Demetrius Taylor

No. 73 – BC Lions
- Position: Defensive tackle
- Roster status: Suspended
- CFL status: American

Personal information
- Born: May 27, 1999 (age 27) Miami, Florida, U.S.
- Listed height: 6 ft 1 in (1.85 m)
- Listed weight: 295 lb (134 kg)

Career information
- High school: Miami Northwestern Senior
- College: Appalachian State
- NFL draft: 2022: undrafted

Career history
- Detroit Lions (2022); BC Lions (2024)*; Birmingham Stallions (2025)*; BC Lions (2025–present);
- * Offseason or practice squad member only

Awards and highlights
- First-team All-Sun Belt (2019-2021);
- Stats at Pro Football Reference

= Demetrius Taylor =

American football player (born 1999)

Demetrius Latron Taylor (born May 27, 1999) is an American professional football defensive tackle for the BC Lions of the Canadian Football League (CFL).
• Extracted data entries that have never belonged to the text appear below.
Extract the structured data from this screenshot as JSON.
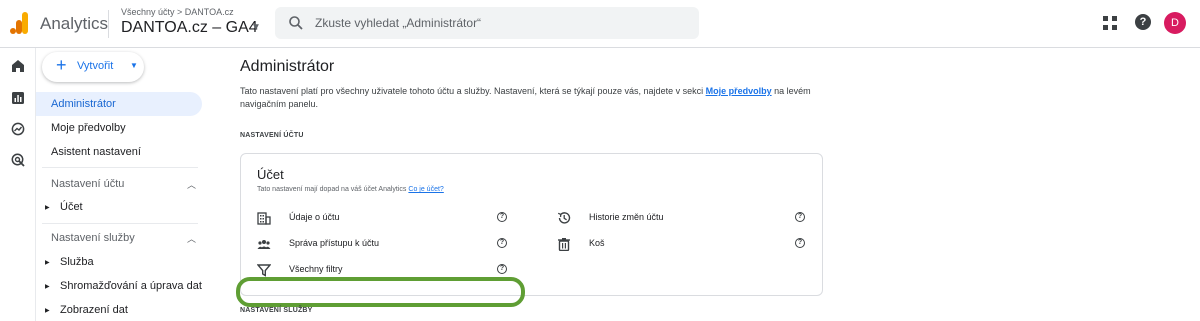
{
  "header": {
    "app_name": "Analytics",
    "breadcrumb": "Všechny účty > DANTOA.cz",
    "property": "DANTOA.cz – GA4",
    "search_placeholder": "Zkuste vyhledat „Administrátor“",
    "avatar_initial": "D",
    "help_glyph": "?",
    "icons": [
      "analytics-logo",
      "search-icon",
      "apps-icon",
      "help-icon"
    ],
    "accent_color": "#1a73e8"
  },
  "rail": {
    "icons": [
      "home-icon",
      "reports-icon",
      "explore-icon",
      "advertising-icon"
    ]
  },
  "nav": {
    "create_label": "Vytvořit",
    "items": [
      {
        "label": "Administrátor",
        "active": true
      },
      {
        "label": "Moje předvolby",
        "active": false
      },
      {
        "label": "Asistent nastavení",
        "active": false
      }
    ],
    "sections": [
      {
        "label": "Nastavení účtu",
        "children": [
          "Účet"
        ]
      },
      {
        "label": "Nastavení služby",
        "children": [
          "Služba",
          "Shromažďování a úprava dat",
          "Zobrazení dat"
        ]
      }
    ]
  },
  "main": {
    "title": "Administrátor",
    "description_before": "Tato nastavení platí pro všechny uživatele tohoto účtu a služby. Nastavení, která se týkají pouze vás, najdete v sekci ",
    "description_link": "Moje předvolby",
    "description_after": " na levém navigačním panelu.",
    "account_section_label": "NASTAVENÍ ÚČTU",
    "property_section_label": "NASTAVENÍ SLUŽBY",
    "card": {
      "title": "Účet",
      "subtitle": "Tato nastavení mají dopad na váš účet Analytics",
      "subtitle_link": "Co je účet?",
      "left_rows": [
        {
          "label": "Údaje o účtu",
          "icon": "building-icon"
        },
        {
          "label": "Správa přístupu k účtu",
          "icon": "people-icon"
        },
        {
          "label": "Všechny filtry",
          "icon": "filter-icon"
        }
      ],
      "right_rows": [
        {
          "label": "Historie změn účtu",
          "icon": "history-icon"
        },
        {
          "label": "Koš",
          "icon": "trash-icon"
        }
      ]
    },
    "highlight_color": "#5f9e34"
  }
}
He played college football at Appalachian State.

==College career==
Taylor played at Appalachian State from 2017 to 2021. He led the Sun Belt Conference with three forced fumbles in the 2019 season.

==Professional career==

Pre-draft measurables
| Height | Weight | Arm length | Hand span | Wingspan | 40-yard dash | 10-yard split | 20-yard split | 20-yard shuttle | Three-cone drill | Vertical jump | Broad jump | Bench press |
| 6 ft 0+1⁄8 in (1.83 m) | 289 lb (131 kg) | 32+3⁄8 in (0.82 m) | 9+3⁄4 in (0.25 m) | 6 ft 6 in (1.98 m) | 5.07 s | 1.69 s | 2.90 s | 4.50 s | 8.03 s | 30.0 in (0.76 m) | 8 ft 10 in (2.69 m) | 27 reps |
All values from Pro Day

=== Detroit Lions ===
Taylor signed with the Detroit Lions as an undrafted free agent on April 30, 2022, following the 2022 NFL draft. He made the Lions' final 53-man roster out of training camp. He was waived on October 27, 2022, and re-signed to the practice squad. He signed a reserve/future contract on January 9, 2023. He was released on May 10, 2023. Taylor was suspended for the entire 2023 NFL season due to violating the league's gambling policy.

On April 18, 2024, Taylor was reinstated by the NFL.

=== BC Lions (first stint) ===
On May 28, 2024, Taylor was signed by the BC Lions of the Canadian Football League. He was released on June 2, 2024.

=== Birmingham Stallions ===
On July 23, 2024, Taylor signed with the Birmingham Stallions of the United Football League (UFL). He was released on March 20, 2025.

=== BC Lions (second stint) ===
On April 22, 2025, Taylor re-signed with the Lions. On May 11, 2025, Taylor was suspended by the CFL for the entire 2025 CFL season.